Ever since I began giving serious consideration to what specific steps can be taken by landscape planners and designers in response to climate change, I have been thinking about refugia. I first encountered this term as a university student when it was used to describe a place near my hometown. I grew up in the vast, flat inner coastal plain that follows the Mississippi River northward from the Gulf of Mexico. I had never thought of this landscape as being particularly special for its botanical bounty, so I was surprised to learn that one of my favorite places – the forested bluffs along the Mighty Mississippi – provided refuge for species during the last Ice Age. That discovery has given me a curious sort of pride in my hometown landscape ever since! The Botanical Institute of Texas describes the refugia along the Mississippi like this:
During the ice age, many plant species shifted southward, and at glacial maximum around 18,000 years ago, boreal forest reached Arkansas, with spruce and tamarack in the Tunica Hills along the cold, foggy Mississippi valley. Deciduous forests of oak and hickory extended to the Gulf of Mexico. As the glaciers retreated and the climate warmed, pines and other species from refugia in Florida, along the lower Mississippi River, and southern Texas and northern Mexico, spread across the southeast.
As we contemplate the opposite movement of species, the northward shift, we must begin to identify and protect places of refugium. Major land conservation organizations like The Nature Conservancy are already engaged in this sort of planning exercise as they account for climate change impacts on the lands they manage. Federal land management agencies are also considering ways to provide refuge to species, in part because of a 2009 executive order by President Obama that mandated integration of climate adaptation planning into all agency planning activities. These are positive steps, but, like all conservation activities, they need to extend beyond public lands and private conservation lands to have the greatest effect. This is where planners and designers can make a contribution – considering the potential for refugia on privately held land in communities across the country. It’s the next step in environmentally sensitive areas planning and an opportunity to “mainstream” climate adaptation into ongoing community planning and design.

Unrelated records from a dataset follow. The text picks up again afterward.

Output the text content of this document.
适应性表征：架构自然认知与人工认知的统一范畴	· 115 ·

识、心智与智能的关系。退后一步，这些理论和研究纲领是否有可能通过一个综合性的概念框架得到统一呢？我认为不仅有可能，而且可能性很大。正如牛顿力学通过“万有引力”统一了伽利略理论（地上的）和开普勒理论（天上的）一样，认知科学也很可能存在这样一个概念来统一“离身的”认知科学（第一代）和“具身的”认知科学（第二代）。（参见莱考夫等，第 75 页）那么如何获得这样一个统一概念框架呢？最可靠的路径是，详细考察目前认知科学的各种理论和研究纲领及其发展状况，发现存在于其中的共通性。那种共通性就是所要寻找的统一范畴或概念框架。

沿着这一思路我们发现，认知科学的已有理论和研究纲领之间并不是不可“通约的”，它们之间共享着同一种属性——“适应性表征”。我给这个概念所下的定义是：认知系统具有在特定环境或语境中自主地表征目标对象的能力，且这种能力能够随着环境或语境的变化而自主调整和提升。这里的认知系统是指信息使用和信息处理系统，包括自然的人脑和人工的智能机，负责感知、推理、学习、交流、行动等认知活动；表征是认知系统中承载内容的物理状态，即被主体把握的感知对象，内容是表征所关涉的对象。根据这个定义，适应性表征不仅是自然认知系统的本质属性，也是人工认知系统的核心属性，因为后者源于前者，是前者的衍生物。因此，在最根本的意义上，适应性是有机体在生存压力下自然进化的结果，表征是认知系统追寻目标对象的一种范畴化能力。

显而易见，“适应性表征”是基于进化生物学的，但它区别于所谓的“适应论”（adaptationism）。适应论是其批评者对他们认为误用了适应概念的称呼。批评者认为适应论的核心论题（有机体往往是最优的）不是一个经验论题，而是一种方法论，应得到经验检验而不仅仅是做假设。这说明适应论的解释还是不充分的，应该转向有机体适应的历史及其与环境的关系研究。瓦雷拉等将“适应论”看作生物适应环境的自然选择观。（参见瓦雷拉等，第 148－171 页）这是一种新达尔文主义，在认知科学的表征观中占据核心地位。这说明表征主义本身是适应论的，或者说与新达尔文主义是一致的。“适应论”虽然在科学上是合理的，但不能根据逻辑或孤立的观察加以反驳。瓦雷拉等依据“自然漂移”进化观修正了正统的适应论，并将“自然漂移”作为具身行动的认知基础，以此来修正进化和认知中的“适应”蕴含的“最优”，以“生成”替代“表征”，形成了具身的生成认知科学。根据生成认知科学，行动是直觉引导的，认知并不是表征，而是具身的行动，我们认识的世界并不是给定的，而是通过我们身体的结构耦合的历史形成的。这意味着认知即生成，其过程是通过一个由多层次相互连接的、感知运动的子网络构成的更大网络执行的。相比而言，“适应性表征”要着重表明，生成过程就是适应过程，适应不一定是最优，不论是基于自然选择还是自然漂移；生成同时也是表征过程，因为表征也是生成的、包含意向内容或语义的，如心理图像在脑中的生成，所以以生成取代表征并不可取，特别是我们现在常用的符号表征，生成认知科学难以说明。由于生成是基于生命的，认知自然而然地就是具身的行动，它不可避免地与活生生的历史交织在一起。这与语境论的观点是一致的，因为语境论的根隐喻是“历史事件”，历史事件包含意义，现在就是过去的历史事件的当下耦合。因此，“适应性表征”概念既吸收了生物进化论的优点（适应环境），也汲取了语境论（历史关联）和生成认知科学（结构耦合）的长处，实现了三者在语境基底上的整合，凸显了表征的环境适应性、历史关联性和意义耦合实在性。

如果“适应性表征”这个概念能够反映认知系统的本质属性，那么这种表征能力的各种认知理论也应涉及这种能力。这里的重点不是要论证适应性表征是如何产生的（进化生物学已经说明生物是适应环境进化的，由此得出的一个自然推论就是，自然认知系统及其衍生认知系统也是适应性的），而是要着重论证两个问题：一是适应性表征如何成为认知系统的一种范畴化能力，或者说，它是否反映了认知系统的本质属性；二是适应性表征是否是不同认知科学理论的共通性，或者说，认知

In its simplest form, “hot-surviving” refugia are found on the northern slopes of hills and mountains, at higher elevations, in mountain coves and hollows (known as “hollers” in another place I’ve called home), and in deep canyon recesses. The good news? These places are very easy to identify in the landscape! The next steps, a bit more difficult. In another post, I will discuss a related topic, the controversial idea of assisted migration.